毒にも薬にもなるカフェイン。カフェイン中毒のあなたへ。
カフェインと言えば、コーヒーに含まれることで有名だが、緑茶やほうじ茶にも含まれている。
私は夕飯後に緑茶やほうじ茶を飲むことが習慣になっているが、今朝早起きしたので、朝にほうじ茶を入れて飲んでみた。濃い目が好きなので普段よりやや多めに茶葉を使用し飲んだところ・・・気持ち悪くなった。非常に。
カフェインには消化管刺激作用がある
なぜ気持ち悪くなるのか?
それはカフェインに「消化管刺激作用があるから」だ。
・・・こう聞くと、なんとなく分かったような気がする。
でも、よく考えると疑問に思わないだろうか?
「消化管刺激作用」、まぁ「消化管を刺激する作用」なのだろうが、これは一体何ぞや?よもやコーヒーには棘が入っているわけでもあるまい。
そもそも、食べ物や飲み物が胃に入れば、少なくとも物理的には消化管を刺激することになるだろう。
Googleで「消化管刺激作用」と検索すると・・・
ヒットしない。
それもそのはずで、消化管とカフェインの関係については、まだ明らかになっていないことが多い。
下に挙げた論文では、カフェインは胃酸分泌の促進や胃の運動を高める可能性があることが報告されている。ただ、この作用が吐き気につながるかというと、直接は繋がらないと思われる。吐き気止めのメトクロプラミド(プリンペラン®)にも胃の運動を高める効果があるからだ。
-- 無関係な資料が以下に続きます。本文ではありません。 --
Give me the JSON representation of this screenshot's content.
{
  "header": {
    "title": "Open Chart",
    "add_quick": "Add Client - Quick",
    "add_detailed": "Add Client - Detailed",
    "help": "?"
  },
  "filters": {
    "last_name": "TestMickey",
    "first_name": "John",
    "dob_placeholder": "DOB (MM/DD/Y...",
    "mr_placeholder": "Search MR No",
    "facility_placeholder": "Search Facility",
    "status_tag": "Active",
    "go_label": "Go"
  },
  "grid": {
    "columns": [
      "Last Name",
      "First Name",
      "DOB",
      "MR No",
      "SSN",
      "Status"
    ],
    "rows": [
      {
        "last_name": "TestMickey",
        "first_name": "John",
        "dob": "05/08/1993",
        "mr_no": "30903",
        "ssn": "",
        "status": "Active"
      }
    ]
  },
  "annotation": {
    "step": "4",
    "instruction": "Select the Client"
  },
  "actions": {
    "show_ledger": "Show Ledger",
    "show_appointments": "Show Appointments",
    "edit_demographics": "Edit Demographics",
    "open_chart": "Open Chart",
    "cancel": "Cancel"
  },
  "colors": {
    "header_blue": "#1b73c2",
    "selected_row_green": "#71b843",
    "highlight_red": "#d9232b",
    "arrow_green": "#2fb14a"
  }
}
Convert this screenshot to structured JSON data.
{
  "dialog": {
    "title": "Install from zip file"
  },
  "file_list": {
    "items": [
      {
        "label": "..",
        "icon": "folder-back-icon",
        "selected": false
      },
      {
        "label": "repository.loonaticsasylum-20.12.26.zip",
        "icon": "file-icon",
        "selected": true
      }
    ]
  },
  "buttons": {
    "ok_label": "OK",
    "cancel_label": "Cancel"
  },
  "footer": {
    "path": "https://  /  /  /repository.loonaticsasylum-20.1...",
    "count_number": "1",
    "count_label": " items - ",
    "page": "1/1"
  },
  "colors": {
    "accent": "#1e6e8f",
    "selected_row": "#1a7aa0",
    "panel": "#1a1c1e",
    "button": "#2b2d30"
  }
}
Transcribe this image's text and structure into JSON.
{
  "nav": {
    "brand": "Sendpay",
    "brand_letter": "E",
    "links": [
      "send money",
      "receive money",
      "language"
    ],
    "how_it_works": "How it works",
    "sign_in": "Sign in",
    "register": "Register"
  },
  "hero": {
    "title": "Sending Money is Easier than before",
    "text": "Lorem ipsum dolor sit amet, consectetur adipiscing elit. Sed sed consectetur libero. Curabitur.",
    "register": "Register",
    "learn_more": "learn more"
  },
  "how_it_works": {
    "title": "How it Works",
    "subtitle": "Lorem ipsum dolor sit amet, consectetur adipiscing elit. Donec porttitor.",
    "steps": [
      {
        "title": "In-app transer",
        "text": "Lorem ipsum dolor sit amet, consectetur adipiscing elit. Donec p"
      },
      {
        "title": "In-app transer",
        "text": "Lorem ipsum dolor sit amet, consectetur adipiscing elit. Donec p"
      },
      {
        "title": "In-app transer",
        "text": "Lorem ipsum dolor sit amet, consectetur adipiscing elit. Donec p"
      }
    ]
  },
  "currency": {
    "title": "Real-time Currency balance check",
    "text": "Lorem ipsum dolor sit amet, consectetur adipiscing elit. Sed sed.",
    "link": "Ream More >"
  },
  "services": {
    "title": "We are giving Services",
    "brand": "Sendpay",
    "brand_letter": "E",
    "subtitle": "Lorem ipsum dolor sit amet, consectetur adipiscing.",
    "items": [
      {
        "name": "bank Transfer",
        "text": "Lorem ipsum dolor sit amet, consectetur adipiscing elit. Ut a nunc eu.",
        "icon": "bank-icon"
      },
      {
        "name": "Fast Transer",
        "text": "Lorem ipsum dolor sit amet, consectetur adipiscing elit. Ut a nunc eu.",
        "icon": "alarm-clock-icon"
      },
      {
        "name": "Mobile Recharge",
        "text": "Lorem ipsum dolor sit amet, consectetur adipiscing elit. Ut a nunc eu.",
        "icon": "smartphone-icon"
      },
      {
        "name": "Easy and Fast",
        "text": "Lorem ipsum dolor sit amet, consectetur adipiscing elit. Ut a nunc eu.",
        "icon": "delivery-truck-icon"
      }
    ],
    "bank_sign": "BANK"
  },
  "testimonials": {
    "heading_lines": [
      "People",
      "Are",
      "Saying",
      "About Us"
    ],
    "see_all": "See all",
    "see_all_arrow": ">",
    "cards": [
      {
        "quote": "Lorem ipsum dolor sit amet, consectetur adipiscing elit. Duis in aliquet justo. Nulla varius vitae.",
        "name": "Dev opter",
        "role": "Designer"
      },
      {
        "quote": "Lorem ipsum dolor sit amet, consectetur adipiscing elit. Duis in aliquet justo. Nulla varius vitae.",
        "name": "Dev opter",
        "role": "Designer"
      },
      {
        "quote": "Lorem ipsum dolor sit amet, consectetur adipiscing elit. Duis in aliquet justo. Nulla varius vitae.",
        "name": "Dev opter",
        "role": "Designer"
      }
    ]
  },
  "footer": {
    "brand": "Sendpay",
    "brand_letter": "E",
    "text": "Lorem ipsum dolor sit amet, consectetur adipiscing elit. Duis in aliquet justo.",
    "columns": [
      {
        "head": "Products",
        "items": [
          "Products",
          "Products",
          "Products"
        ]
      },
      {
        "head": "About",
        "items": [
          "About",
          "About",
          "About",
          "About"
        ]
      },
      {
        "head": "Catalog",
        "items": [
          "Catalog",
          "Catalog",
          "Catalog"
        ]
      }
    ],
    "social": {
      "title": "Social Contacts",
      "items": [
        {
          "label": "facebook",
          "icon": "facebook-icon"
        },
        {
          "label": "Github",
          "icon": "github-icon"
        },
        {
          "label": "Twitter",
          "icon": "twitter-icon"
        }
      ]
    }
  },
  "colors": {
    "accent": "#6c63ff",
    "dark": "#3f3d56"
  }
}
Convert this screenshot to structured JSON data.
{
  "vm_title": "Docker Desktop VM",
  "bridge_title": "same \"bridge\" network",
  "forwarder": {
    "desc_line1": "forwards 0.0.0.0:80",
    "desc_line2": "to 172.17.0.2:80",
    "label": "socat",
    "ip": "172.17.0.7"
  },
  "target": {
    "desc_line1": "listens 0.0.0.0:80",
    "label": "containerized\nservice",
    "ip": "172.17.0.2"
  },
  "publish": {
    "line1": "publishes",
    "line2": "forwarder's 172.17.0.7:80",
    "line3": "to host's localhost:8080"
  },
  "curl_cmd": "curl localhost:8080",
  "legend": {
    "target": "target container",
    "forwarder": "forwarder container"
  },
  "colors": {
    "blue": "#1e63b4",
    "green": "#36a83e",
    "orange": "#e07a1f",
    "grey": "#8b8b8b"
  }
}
したがって、なぜカフェインを摂ると気持ち悪くなるのかに関しては、まだ分かっていないというのが現時点での結論だろう。では現時点で分かっているカフェインの作用とは、どんなものがあるか?
カフェインはどこに作用する?
医薬品に関する情報がまとめられているものとして、「インタビューフォーム」というものがある。市販されている全ての医薬品に存在し、薬の効果や容量、作用機序、動物実験での結果などが記載されている。カフェインも医薬品として使用することがあり、インタビューフォームも存在しているので、見ていこう。なお、詳細・引用は最後にまとめてあるので、ここでは先に要点のみを書いていく。
<効果・効能>
ねむけ、だるさ、頭痛
<作用する場所>
脳(大脳皮質、脳細動脈)、心臓、腎臓
<過剰に摂取すると・・・>
気持ち悪さ、不整脈、血圧上昇、意識障害などが出る。
つまり、カフェインを摂ると眠気がすっきりしたりするのは脳に作用するから。トイレが近くなるのは腎臓に作用するから。脈が速くなったりするのは心臓に作用するから、である。
なお、カフェインをたくさん摂りすぎた時に出る気持ち悪さは、消化管への影響が関係しているようだが、どのように消化管へ作用するかは記載がなかった。
インタビューフォームまとめ
2013年1月改訂(第5版)の『日本薬局方 カフェイン水和物 カフェイン「ホエイ」』に関するインタビューフォームを引用している。
効能・効果
ねむけ、倦怠感、血管拡張性及び脳圧亢進性頭痛(片頭痛、高血圧性頭痛、カフェイン禁断性頭痛など)
用量
通常成人1回0.1-0.3gを1日2回~3回経口投与する。
※年齢・症状に応じて適宜増減する。
薬理作用
大脳皮質を中心に中枢神経を興奮、脳幹網様体の賦活系の刺激により知覚を鋭敏にし、精神機能を更新させる。
心に直接作用して心筋の収縮力を増強させ、また冠動脈を拡張させる。
脳細動脈に直接作用して脳血管を収縮させ、その抵抗性を増加して脳血流を減少させる。
腎に対し糸球体の輸入血管拡張と尿細管への直接作用によりNa+及びCl-の再吸収を抑制して利尿作用を示すが、テオフィリンより弱い。
代謝・排泄
カフェインを経口投与した場合、その吸収は非常に速く、吸収されたカフェインは主としてN-脱メチル化反応により肝臓で代謝される。カフェインは服用後血中から速やかに消失する。代謝産物は尿中に排出される。
過量投与
<徴候、症状>
・消化器症状 (悪心、嘔吐等)
・循環器症状 (不整脈、血圧上昇等 )
・精神神経症状 (痙攣、昏睡)
・呼吸器症状 (呼吸促進、呼吸麻痺等 )
<処置>
胃洗浄や吸着剤・下剤の投与により薬物を除去し、輸液等により排泄促進を行う。また、興奮状態には対処療法としてジアゼパム注、フェノバルビタール注などの中枢神経抑制薬投与を考慮し、呼吸管理を実施する。